Background: Plasmodium sp., which causes malaria, must first develop in mosquitoes before being transmitted. Upon ingesting infected blood, gametes form in the mosquito lumen, followed by fertilization and differentiation of the resulting zygotes into motile ookinetes. Within 24 h of blood ingestion, these ookinetes traverse mosquito epithelial cells and lodge below the midgut basal lamina, where they differentiate into sessile oocysts that are protected by a capsule.
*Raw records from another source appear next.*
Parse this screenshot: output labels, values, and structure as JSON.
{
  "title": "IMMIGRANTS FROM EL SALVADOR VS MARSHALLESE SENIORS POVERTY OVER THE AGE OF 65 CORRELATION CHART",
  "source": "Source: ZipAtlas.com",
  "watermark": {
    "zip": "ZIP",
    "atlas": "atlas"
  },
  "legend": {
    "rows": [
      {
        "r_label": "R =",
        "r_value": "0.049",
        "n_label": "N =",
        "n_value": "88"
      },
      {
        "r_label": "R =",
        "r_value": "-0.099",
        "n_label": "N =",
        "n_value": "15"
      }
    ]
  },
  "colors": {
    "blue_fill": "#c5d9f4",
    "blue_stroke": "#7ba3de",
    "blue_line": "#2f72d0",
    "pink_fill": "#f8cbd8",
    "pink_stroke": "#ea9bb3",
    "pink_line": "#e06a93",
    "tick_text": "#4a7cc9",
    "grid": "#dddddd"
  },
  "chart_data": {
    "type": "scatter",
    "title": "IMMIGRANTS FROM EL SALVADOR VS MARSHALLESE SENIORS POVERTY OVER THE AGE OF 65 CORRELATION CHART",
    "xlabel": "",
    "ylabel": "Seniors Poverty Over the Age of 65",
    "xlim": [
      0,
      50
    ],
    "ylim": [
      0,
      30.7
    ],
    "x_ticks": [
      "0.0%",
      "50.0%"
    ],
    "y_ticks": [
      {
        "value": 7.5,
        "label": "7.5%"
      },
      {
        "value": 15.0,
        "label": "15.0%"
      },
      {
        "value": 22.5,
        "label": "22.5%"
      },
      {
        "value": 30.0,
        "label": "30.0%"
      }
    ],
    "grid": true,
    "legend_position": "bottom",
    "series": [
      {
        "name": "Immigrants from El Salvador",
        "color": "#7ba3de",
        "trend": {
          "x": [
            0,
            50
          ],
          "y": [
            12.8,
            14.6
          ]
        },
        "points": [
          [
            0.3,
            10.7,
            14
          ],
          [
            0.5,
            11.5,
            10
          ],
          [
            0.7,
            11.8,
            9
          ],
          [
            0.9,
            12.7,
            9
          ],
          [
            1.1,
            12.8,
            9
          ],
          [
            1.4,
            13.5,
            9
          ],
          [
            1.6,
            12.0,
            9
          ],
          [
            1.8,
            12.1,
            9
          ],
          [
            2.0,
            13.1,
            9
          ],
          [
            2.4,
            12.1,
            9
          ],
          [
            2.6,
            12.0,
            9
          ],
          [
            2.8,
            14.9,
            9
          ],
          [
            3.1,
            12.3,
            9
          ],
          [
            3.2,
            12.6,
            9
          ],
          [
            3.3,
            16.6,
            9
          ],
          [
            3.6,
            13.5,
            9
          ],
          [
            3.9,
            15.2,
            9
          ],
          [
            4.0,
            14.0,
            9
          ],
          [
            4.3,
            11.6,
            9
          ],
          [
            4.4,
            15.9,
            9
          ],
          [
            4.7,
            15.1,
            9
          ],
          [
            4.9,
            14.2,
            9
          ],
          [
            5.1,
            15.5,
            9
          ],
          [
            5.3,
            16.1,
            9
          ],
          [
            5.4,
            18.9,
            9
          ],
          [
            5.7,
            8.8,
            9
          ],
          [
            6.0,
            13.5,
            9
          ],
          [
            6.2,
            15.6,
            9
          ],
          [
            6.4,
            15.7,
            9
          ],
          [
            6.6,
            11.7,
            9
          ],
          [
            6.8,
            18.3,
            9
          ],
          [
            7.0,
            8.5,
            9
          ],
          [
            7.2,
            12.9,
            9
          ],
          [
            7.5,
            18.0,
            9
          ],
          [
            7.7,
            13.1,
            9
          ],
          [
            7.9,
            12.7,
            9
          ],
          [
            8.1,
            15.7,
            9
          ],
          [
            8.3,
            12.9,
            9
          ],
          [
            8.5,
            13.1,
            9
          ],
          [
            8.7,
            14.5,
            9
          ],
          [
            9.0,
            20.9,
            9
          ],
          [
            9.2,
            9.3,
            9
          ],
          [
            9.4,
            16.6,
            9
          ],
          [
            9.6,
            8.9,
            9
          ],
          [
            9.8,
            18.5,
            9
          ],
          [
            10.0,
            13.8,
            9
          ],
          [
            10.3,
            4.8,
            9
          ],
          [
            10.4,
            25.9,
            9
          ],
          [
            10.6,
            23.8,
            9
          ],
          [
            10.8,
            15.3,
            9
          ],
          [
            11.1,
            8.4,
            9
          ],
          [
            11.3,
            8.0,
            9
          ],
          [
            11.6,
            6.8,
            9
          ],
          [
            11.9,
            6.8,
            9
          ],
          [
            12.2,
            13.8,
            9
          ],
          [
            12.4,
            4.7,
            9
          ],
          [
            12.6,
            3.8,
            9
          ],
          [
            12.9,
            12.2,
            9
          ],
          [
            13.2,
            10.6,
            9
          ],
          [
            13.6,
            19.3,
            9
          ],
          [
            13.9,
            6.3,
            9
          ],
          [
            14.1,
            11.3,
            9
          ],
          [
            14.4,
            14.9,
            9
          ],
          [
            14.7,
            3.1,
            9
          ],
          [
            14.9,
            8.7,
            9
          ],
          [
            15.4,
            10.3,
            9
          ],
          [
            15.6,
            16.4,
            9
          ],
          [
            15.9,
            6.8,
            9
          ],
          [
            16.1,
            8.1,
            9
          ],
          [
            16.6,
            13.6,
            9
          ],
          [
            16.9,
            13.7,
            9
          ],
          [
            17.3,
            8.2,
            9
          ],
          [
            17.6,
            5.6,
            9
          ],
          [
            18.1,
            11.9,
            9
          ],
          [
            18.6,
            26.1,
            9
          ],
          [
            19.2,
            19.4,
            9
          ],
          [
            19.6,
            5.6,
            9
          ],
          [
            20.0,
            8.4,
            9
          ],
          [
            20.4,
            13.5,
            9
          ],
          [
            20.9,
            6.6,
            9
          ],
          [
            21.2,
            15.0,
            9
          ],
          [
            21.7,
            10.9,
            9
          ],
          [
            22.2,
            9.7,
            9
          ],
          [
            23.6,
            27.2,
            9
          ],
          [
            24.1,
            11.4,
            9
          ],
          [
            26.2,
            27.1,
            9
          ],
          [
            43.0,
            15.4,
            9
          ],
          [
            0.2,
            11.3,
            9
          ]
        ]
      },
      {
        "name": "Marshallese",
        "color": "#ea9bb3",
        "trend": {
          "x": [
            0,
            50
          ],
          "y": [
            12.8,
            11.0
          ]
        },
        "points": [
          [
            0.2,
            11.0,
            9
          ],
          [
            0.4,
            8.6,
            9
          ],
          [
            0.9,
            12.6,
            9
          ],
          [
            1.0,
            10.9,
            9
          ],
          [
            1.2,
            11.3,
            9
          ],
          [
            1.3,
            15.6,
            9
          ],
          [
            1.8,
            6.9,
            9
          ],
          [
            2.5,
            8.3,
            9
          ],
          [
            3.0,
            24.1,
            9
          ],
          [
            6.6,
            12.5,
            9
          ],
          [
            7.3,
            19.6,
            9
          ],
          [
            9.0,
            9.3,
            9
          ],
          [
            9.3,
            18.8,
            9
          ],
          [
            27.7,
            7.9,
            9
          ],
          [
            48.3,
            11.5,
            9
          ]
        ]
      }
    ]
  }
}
Methods: We identified an ookinete surface and oocyst capsule protein (OSCP) that is involved in ookinete motility as well as oocyst capsule formation. Results: We found that knockout of OSCP in parasite decreases ookinete gliding motility and gradually reduces the number of oocysts. On day 15 after blood ingestion, the oocyst wall was significantly thinner. Moreover, adding anti-OSCP antibodies decreased the gliding speed of wild-type ookinetes in vitro. Adding anti-OSCP antibodies to an infected blood meal also resulted in decreased oocyst formation. Conclusion: These findings may be useful for the development of a transmission-blocking tool for malaria.

Automated summary

The knockdown of ookinete surface and oocyst capsule protein (OSCP) in the parasite reduces ookinete motility and the number of oocysts, potentially aiding in the development of a transmission-blocking tool for malaria.